If you can identify data (and expressions manipulating those data) in the loop that are independent of other data and expressions (or very loosly dependent), then the loop can bedivide into two loops, each to be perform part of the computation. Then those two loops can each be examined to see if they can be divided,... Each reduction of code in the loop decreases the register pressure. N.B. I should mention that compiler optimizations has come a long way, and for some (a few) loops it will automaticaly breakup one loop into multiple loops.

When loop division is possible, then consider how you lay out your data such that it becomes suitable for vectorization.

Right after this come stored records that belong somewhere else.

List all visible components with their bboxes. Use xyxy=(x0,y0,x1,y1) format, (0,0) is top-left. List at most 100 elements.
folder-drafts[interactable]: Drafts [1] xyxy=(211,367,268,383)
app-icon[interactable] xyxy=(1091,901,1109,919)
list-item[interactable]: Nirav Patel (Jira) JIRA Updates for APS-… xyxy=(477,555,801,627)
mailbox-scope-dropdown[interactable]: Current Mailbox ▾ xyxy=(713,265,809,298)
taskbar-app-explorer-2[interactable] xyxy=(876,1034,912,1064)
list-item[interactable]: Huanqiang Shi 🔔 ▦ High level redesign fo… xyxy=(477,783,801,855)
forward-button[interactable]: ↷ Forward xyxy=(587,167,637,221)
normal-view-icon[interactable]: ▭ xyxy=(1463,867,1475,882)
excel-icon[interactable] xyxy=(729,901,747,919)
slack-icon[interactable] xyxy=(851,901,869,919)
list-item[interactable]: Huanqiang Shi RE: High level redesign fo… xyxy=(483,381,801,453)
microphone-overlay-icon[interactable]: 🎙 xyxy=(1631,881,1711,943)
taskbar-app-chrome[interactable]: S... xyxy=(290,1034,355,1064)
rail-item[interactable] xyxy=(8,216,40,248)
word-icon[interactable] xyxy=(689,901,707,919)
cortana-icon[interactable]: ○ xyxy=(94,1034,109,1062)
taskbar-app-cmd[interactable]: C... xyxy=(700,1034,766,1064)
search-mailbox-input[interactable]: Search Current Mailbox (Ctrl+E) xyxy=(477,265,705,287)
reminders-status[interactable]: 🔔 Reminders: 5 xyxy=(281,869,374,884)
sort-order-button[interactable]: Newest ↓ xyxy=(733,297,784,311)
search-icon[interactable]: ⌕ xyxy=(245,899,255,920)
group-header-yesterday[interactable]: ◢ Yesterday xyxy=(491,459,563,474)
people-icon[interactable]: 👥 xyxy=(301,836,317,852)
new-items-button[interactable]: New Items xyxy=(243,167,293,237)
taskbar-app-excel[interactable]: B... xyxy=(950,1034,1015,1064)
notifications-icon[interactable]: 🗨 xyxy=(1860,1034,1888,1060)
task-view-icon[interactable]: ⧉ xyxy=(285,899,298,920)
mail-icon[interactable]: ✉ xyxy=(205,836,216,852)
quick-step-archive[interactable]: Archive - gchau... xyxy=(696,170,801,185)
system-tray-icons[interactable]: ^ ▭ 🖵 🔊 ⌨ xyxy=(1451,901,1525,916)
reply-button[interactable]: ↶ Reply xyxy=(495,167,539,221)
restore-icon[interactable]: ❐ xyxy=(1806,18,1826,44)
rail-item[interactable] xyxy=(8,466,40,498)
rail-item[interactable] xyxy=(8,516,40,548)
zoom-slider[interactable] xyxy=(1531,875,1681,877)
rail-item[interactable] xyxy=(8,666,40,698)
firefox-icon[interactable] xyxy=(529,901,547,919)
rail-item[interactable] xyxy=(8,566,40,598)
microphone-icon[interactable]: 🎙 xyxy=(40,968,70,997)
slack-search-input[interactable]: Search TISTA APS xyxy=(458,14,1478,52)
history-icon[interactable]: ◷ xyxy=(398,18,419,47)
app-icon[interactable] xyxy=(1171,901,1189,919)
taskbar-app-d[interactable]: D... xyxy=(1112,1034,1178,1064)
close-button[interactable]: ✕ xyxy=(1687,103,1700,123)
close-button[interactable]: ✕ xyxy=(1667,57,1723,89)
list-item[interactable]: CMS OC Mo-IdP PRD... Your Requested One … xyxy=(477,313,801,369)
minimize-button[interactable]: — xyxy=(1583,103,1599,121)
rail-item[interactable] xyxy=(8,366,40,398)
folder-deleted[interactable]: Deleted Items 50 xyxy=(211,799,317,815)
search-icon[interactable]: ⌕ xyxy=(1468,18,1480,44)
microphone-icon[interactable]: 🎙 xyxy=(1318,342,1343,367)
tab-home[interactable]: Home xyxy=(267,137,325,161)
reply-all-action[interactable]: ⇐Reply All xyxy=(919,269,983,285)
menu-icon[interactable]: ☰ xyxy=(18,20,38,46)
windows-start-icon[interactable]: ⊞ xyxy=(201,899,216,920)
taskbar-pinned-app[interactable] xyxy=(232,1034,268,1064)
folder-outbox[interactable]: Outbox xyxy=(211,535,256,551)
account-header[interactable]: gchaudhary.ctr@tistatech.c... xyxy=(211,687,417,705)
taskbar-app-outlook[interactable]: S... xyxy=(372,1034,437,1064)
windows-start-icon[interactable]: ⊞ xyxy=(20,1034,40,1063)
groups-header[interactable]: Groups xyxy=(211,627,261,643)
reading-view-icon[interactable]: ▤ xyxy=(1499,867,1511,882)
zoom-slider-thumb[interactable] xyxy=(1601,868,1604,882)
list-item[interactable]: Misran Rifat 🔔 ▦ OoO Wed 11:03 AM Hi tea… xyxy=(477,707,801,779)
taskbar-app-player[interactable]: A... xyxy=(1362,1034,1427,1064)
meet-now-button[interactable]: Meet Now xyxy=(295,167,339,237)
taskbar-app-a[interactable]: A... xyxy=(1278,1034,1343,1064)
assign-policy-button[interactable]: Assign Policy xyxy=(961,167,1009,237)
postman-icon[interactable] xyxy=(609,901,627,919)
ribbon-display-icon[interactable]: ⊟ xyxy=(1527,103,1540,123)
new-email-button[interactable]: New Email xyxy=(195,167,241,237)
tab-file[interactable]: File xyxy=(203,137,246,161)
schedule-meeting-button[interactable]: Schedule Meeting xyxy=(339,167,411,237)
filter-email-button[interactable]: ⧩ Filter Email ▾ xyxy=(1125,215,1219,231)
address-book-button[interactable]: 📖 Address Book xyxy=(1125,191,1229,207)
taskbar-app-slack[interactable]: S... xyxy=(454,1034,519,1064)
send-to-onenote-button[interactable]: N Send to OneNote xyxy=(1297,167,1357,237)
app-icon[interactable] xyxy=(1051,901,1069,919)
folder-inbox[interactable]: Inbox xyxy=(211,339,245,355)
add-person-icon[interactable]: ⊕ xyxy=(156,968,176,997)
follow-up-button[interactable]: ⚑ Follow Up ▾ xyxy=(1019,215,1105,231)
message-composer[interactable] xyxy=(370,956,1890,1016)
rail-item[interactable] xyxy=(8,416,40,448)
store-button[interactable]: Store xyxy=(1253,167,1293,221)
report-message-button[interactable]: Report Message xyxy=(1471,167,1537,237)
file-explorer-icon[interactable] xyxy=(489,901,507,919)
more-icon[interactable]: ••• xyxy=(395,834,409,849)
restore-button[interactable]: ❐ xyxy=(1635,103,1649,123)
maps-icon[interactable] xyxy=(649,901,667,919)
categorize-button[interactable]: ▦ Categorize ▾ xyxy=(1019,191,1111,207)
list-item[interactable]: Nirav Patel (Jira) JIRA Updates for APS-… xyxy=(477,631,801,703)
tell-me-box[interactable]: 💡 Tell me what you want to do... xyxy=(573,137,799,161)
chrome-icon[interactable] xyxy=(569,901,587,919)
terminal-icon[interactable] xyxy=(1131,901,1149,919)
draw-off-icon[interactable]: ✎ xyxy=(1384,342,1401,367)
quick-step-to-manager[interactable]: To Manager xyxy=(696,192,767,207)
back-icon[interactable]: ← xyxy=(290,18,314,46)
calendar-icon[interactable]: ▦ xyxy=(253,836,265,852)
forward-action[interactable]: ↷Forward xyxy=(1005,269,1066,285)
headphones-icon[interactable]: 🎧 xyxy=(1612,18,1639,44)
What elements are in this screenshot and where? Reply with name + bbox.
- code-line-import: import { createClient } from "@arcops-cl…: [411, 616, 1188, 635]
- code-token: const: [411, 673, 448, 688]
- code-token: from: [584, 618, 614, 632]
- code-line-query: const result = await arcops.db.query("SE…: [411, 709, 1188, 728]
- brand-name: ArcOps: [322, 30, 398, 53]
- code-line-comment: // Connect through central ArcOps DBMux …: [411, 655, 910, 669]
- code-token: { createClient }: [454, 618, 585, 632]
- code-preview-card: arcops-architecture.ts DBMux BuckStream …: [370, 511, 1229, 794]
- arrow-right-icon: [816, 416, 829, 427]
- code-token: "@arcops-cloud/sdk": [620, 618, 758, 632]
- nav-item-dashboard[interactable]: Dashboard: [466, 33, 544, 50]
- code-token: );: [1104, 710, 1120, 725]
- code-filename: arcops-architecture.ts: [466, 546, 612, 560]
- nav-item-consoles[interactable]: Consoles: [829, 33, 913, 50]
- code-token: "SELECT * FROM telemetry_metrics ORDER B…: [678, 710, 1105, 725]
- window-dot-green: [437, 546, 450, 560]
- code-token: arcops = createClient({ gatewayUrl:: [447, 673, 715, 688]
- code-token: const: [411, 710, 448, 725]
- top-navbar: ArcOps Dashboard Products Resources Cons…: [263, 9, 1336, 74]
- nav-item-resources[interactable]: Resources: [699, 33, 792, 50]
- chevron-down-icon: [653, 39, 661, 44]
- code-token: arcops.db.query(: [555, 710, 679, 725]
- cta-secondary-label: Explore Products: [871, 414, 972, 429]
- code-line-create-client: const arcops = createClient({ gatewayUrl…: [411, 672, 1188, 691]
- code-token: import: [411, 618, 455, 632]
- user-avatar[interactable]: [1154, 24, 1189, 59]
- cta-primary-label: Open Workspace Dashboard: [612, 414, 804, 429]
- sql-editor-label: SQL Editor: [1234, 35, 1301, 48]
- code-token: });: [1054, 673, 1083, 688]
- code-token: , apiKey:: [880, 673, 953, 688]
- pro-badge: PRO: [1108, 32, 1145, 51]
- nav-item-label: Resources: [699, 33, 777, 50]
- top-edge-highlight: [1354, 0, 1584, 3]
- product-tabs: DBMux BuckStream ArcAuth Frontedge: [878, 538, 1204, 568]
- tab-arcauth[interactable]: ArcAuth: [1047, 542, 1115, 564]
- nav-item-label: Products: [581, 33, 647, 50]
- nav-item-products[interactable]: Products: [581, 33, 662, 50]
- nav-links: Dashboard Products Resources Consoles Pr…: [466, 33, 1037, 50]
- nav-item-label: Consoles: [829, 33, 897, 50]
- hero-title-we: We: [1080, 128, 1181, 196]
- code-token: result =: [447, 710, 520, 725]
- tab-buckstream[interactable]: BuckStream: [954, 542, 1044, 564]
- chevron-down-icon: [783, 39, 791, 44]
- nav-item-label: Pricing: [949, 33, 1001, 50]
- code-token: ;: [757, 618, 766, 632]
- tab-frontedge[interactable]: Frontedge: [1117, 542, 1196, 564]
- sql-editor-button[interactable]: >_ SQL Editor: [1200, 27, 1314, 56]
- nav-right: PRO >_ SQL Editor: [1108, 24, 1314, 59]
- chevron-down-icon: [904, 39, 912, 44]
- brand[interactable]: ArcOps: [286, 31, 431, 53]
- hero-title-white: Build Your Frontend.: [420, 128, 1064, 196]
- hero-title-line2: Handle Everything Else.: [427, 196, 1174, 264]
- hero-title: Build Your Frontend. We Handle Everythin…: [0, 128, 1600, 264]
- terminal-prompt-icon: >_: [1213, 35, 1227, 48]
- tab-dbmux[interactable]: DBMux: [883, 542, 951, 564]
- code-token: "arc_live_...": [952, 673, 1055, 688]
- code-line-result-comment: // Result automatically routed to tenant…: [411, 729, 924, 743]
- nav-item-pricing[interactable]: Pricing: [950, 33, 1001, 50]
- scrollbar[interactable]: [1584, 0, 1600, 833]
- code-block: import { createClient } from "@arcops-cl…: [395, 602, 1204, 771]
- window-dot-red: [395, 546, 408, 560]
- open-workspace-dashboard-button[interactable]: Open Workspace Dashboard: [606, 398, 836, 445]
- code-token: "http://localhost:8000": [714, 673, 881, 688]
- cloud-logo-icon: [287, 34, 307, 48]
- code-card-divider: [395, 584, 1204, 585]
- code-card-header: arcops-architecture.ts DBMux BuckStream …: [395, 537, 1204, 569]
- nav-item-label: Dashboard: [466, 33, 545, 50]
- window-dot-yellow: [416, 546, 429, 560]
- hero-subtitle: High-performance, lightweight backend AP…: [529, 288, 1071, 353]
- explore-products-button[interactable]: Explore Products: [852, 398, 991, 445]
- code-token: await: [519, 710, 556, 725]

Caution -- The decision for layout for vectorization cannot be made by looking at a single loop. You must look at the overall effect on the program as improving vectorization in one area can decrease vectorization in other areas. (no simple solution to this conflict of interests.)

For vectorization and register pressure consider

do i=1,n
do j=1,m
a(j,i) = b(j,i) * c(j,i) ! inner index first
end do
end do

In FORTRANadjacent indecies on theleft most index are usually in adjacent memory and therefore loops passing over those arrays in that manner (left most varying fastest)are good candidates for vectorization. IOW, if m=1000 and the array types were REAL(4) then the compiler may generate code to perform the inner statement on 4 variables at once and reduce the inner loop iteration count to 250 times. Then the compiler may unroll the loop, not to reduce the code expense of incrimenting and testing the loop counter, but to overlap the memory fetches and stores with multiplication. To do this bit of magic the compiler will use registers (SSE or AVX). pseudo code:

loop:
xmm0 = b(index) ! fetch 4 floats from b
xmm1 =c(index) !while above is fetching, fetch from c
xmm2 = b(index+4) ! fetch 4 floats from b
xmm3 =c(index+4) !while above is fetching, fetch from c
xmm4 = b(index+8) ! fetch 4 floats from b
xmm5 =c(index+8) !while above is fetching, fetch from c
xmm6 = b(index+12) ! fetch 4 floats from b
xmm7 =c(index+12) !while above is fetching, fetch from c
xmm0 = xmm0 * xmm1 !first fetch likely completeby now (data ready in xmm0 and xmm1)
! above is 4 multiplications at one time
xmm2= xmm2 * xmm3 ! while the above multiplication is working start the next
a(index) = xmm0 ! interleave store with multiply
xmm4 = xmm4 * xmm5 ! next multiply
a(index+4) = xmm2
xmm6 = xmm6 * xmm7
a(index+8) = xmm4
a(index+12) = xmm6
index = index + 16
if(index .lt. limit) goto loop

Something like the above will be generated.

Note that the FORTRAN do loop did not indicate use ofregisters but the compiler must generate code touse the registers. The above simple loop (pseudo code)was using 1/2 of the available SSE registers. Generally speaking, the more code in the loop, theharder it is to efficiently use the registers in a manner that overlays memory(cache) fetch and stores with arithmatic operations.

Paying attention to theseissues now (something you may not be eager to do now) could have an impact of 2x or more on performance of code. So you have to ask yourself: How many hours will you or your users be waiting for results? (Through the lifetime of this program.) Now weigh this againstyour efforts to do the program well.

Jim Dempsey

TimP · ‎06-23-2011

In addition to the question of register pressure for loops which combine many operations, there is the question of how many simultaneous read and write streams (distinct sequences of cache lines) are supported by the hardware. Write performance begins to degrade beyond 8 streams (from Woodcrest on). If you store at most 8 results per loop trip, with sequential storage (first subscript incrementing by 1), there would be no problem. Beyond that, you should pay closer attention.